In the competition for the office of the vice president among eight candidates, we have returned in the current poll to our previous methodology, used in polls before the last one, in which we provided the respondents with a list of candidates. (In our last poll, respondents were asked to remember the name of their candidate from memory.) In this poll, Abdul Shafi remains on top with 16% of the vote, followed by Erikat (9%), al Husseini and Abbas (7% each), Qaddoumi and Ashrawi (6% each), Qurei’ (5%), and Nabil Sha’ath (3%). In a competition among four candidates only, Abdul Shafi receives 36%, followed by al Husseini (22%), Abbas (14%), and Qurei’ (10%). These results are similar to those obtained three months ago except for Qurei’s popularity which stood then at 14%.

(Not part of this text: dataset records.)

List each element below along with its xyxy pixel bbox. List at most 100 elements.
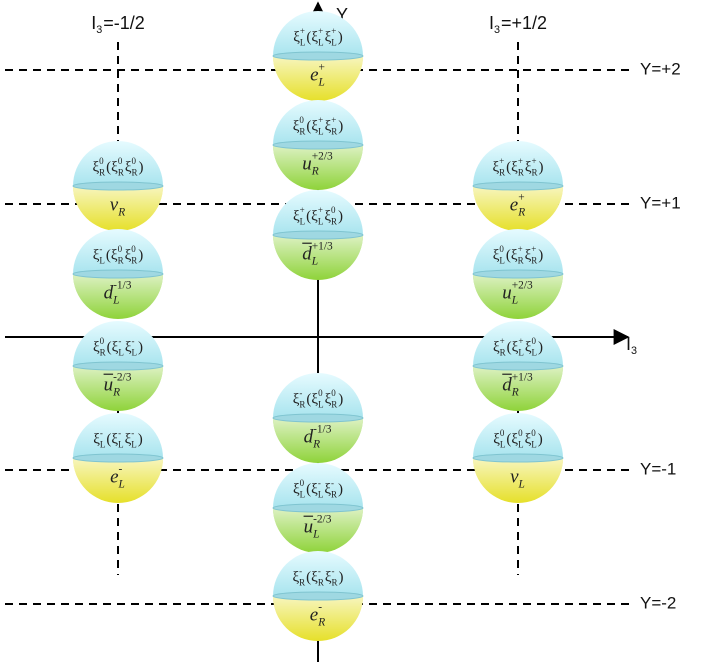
label-sub: R	[99, 167, 105, 177]
band	[73, 454, 163, 462]
label: ξ+L(ξ+Lξ+L)	[293, 26, 343, 48]
particle: ξ+R(ξ+Lξ0L)d+1/3R	[473, 321, 563, 411]
label-sup: -	[118, 428, 121, 438]
label-base: )	[338, 481, 343, 497]
band	[273, 414, 363, 422]
label-sup: -	[299, 388, 302, 398]
label-base: u	[104, 374, 114, 395]
label-sub: L	[112, 294, 119, 306]
label-base: (ξ	[106, 159, 118, 175]
label-sub: 3	[494, 24, 500, 36]
label-sup: 0	[518, 428, 523, 438]
label-base: )	[338, 391, 343, 407]
label-sup: -	[119, 464, 123, 476]
label-sup: 0	[531, 428, 536, 438]
particle: ξ+R(ξ+Rξ+R)e+R	[473, 141, 563, 231]
label-sub: L	[511, 294, 518, 306]
label-sub: R	[331, 216, 337, 226]
label-sup: 0	[300, 478, 305, 488]
label-sub: R	[299, 399, 305, 409]
label-base: (ξ	[306, 569, 318, 585]
label-base: d	[302, 243, 312, 264]
band	[473, 454, 563, 462]
band	[473, 270, 563, 278]
label-sub: R	[331, 126, 337, 136]
label-sub: R	[532, 167, 538, 177]
label-sub: R	[312, 438, 320, 450]
label-sup: +	[499, 156, 504, 166]
label-sup: +2/3	[312, 151, 333, 163]
label-sub: L	[531, 439, 537, 449]
label-base: )	[539, 159, 544, 175]
label-sup: -1/3	[113, 280, 132, 292]
label-sub: R	[518, 255, 524, 265]
label-sub: R	[299, 577, 305, 587]
label-base: (ξ	[306, 208, 318, 224]
label-sup: +	[518, 244, 523, 254]
label-sub: 3	[631, 345, 637, 357]
label-sub: R	[132, 167, 138, 177]
label-sup: 0	[318, 388, 323, 398]
label-sub: L	[532, 347, 538, 357]
label-sub: L	[311, 255, 318, 267]
label-base: e	[310, 604, 318, 625]
label-base: u	[304, 516, 314, 537]
label-base: e	[510, 194, 518, 215]
label-sub: R	[131, 255, 137, 265]
label-sup: +	[331, 26, 336, 36]
label-sup: -2/3	[313, 514, 332, 526]
band	[473, 362, 563, 370]
label-sub: R	[518, 167, 524, 177]
label-base: d	[304, 426, 314, 447]
label-sup: 0	[500, 428, 505, 438]
label-sub: L	[312, 528, 319, 540]
label-base: (ξ	[306, 29, 318, 45]
label-sub: L	[518, 439, 524, 449]
label-sup: 0	[499, 244, 504, 254]
label-sub: L	[318, 126, 324, 136]
band	[73, 270, 163, 278]
label-sub: L	[518, 347, 524, 357]
label-base: e	[310, 64, 318, 85]
label-sub: R	[511, 386, 519, 398]
label-sup: +	[300, 26, 305, 36]
label-base: e	[110, 466, 118, 487]
level-label: Y=-2	[640, 593, 676, 612]
label-sub: R	[331, 399, 337, 409]
label-sup: 0	[118, 244, 123, 254]
label-sub: L	[331, 37, 337, 47]
label-base: (ξ	[506, 431, 518, 447]
label-sub: R	[500, 347, 506, 357]
label-sub: 3	[96, 24, 102, 36]
label-sub: L	[131, 439, 137, 449]
label-base: )	[338, 208, 343, 224]
label-base: =+1/2	[501, 13, 547, 33]
label-sub: R	[100, 347, 106, 357]
label-sup: 0	[299, 115, 304, 125]
label-sup: -	[318, 566, 321, 576]
label: ξ+R(ξ+Rξ+R)	[492, 156, 543, 178]
label-sub: R	[311, 165, 319, 177]
label-sup: 0	[99, 156, 104, 166]
label-base: u	[502, 282, 512, 303]
label-sup: +	[319, 62, 325, 74]
label-sub: L	[499, 255, 505, 265]
label-sub: L	[318, 76, 325, 88]
label-sup: 0	[118, 156, 123, 166]
band	[273, 52, 363, 60]
label-sub: R	[118, 255, 124, 265]
label-sub: L	[318, 399, 324, 409]
label-sub: R	[299, 126, 305, 136]
label-sub: L	[300, 37, 306, 47]
label-sup: 0	[331, 205, 336, 215]
label-sub: R	[317, 616, 325, 628]
label-sup: +	[318, 115, 323, 125]
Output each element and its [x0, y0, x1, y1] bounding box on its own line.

The results show that a large minority of 29% does not intend to participate in a future election for the president and the PLC while 68% intend to participate in such election. The percentage of those not wishing to participate in the future election is the highest ever registered since we started polling in 1993. The highest percentage of nonparticipation stood at 23% in January 1994 while the lowest stood at 14% in July 1995. The percentage of nonparticipation in future elections increases in the areas of Jerusalem (36%) Hebron (38%), and Khan Younis (36%) and decreases in the areas of Tulkarm and Jabalia (20% each) and Nablus (23%). It also increases among holders of BA degree (39%) compared to the illiterates and holders of the elementary school certificate (24%), among professionals (50%) and craftsmen (38%) compared to the unemployed (23%) and workers (24%), among the highest income people (38%) compared to the lowest income people (27%), and among supporters of Hamas (45%) compared to supporters of Fateh (13%) and the PFLP (21%).

Support for Fateh reached 36% compared to 38% last month. Hamas’ support stands today at 10%, as it was last month. The percentage of the nonaffiliated remained the same at 39%.